Ein Leeregefühl macht sich auch in mir breit und ich versuche es mit einem tiefen Zug aus der Flasche zu füllen.

Ich hasse es, allein zu sein!

Aber meine Eltern werden mich so schnell nicht wieder sehen, da bin ich mir sicher.
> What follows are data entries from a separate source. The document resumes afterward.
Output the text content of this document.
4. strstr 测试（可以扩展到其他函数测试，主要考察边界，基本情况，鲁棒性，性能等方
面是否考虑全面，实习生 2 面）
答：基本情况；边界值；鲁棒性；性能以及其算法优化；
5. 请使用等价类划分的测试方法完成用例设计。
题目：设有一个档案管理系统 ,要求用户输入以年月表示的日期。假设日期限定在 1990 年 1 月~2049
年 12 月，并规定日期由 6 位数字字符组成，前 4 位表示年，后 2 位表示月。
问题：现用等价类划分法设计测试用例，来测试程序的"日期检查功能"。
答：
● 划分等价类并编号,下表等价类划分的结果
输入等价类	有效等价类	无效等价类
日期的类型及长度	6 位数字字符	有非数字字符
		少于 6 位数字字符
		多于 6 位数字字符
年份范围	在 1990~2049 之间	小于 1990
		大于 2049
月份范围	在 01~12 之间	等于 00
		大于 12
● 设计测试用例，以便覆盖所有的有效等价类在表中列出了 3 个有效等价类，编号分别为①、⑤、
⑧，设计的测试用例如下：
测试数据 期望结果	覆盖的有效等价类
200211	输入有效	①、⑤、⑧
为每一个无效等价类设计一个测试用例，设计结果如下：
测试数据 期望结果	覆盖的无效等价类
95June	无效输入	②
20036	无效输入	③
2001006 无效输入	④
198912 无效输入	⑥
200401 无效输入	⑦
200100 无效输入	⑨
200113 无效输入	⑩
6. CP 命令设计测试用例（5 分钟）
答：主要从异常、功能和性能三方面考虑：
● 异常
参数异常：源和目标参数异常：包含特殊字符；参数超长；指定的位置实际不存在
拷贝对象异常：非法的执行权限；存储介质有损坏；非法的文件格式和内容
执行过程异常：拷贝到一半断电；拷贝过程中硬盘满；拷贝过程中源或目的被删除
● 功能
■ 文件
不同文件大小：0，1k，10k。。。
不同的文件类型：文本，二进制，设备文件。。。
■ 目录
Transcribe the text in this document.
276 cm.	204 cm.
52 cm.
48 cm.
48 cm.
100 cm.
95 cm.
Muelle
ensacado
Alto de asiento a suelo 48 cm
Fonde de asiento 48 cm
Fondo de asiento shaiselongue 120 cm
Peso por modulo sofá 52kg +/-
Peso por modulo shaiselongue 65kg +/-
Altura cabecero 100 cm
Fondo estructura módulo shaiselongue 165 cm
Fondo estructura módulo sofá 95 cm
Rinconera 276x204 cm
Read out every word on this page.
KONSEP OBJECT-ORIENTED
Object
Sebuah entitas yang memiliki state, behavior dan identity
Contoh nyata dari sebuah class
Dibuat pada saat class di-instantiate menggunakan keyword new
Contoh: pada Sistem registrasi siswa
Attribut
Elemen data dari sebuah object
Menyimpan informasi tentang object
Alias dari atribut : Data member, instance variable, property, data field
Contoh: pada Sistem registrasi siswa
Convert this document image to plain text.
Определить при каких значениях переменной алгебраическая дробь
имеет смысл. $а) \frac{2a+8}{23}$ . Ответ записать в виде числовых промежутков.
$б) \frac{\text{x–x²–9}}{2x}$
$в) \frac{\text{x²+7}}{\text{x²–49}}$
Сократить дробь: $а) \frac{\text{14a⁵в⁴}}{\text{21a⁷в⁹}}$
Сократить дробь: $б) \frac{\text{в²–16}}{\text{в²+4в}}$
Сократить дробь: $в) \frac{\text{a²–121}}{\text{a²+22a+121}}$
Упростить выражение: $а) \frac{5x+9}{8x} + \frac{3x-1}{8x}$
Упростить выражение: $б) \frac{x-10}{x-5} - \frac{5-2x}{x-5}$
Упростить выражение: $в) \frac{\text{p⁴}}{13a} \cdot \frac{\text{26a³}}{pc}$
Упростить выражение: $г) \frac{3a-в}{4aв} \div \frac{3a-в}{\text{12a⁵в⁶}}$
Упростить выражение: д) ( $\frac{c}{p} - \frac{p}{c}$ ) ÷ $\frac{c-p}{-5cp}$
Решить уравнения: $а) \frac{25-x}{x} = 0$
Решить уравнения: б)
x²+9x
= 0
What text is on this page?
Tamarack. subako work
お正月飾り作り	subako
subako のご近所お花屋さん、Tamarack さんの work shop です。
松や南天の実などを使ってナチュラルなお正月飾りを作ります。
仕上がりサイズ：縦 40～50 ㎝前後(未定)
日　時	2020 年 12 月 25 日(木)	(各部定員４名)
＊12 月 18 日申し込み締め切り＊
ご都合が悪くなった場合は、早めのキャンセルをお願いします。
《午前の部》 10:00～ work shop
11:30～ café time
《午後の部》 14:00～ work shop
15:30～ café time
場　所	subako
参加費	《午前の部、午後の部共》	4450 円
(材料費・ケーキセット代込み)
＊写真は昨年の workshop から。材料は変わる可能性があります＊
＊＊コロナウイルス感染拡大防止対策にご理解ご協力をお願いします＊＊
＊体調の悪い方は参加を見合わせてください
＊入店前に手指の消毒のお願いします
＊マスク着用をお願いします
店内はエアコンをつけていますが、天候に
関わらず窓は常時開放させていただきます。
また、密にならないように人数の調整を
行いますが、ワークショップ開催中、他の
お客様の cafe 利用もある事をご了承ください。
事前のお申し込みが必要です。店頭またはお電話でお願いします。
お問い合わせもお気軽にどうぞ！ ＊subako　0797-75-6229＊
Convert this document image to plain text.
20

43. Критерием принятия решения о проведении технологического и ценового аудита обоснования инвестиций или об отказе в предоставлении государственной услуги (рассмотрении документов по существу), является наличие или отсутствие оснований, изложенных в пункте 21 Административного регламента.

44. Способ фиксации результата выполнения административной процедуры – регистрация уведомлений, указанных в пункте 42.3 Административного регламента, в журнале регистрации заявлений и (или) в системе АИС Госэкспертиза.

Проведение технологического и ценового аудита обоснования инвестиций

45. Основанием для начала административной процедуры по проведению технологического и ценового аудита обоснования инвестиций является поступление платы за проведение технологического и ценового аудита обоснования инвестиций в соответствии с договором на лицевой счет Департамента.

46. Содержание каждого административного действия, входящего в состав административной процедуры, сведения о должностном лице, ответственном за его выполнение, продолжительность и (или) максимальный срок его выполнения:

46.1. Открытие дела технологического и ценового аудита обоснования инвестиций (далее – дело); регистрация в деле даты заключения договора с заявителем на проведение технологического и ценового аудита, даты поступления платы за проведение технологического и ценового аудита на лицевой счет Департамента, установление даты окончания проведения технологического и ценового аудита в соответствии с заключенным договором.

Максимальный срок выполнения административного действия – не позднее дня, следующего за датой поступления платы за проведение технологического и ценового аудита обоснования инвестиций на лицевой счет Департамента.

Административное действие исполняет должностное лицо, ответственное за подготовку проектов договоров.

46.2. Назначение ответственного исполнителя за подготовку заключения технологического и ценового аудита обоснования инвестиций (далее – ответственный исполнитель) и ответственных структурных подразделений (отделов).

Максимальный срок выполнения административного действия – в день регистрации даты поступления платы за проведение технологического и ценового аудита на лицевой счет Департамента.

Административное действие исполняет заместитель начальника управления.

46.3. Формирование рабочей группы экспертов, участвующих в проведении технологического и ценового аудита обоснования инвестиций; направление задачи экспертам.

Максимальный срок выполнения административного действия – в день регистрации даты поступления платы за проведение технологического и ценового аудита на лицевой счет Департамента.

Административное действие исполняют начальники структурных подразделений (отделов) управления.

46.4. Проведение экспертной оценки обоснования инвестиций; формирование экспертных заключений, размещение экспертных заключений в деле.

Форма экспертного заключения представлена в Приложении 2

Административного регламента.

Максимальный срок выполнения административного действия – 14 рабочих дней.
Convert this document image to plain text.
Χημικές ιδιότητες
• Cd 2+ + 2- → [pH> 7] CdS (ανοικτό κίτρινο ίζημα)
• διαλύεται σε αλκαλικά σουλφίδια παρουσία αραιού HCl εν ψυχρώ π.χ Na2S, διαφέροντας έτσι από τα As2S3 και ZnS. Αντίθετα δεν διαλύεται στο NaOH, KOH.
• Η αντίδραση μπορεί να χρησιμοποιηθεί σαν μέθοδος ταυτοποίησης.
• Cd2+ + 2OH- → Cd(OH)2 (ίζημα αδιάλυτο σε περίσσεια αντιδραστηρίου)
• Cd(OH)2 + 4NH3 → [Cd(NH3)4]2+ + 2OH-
In meiner Studentenzeit habe ich in einer Wohngemeinschaft gewohnt. Alle meine Freunde von damals sind in festen Beziehungen, alle sind hetero und die meisten davon haben die Reproduktionsphase eingeläutet. Ich bin zwar immer noch zu den Feiern gerne gesehen, aber sie leben allesamt inzwischen in einer völlig anderen Welt. Da komme ich mir zwangläufig ausgeschlossen vor. Noch ein kräftiger Zug und die Flasche ist fast leer.

Jetzt lässt sich die Einsamkeit aushalten!

Ein Druck auf die Fernbedienung des Fernsehers und die Stille ist vertrieben. Es interessiert mich überhaupt nicht was gerade läuft, das Weihnachtsprogramm war noch nie zu ertragen. Ich lasse mich zur Seite fallen, ziehe mir die Wolldecke über die Schultern und schließe die Augen. Schnell kommt die Erlösung in Form eines komatösen, alkoholgeförderten Schlafs.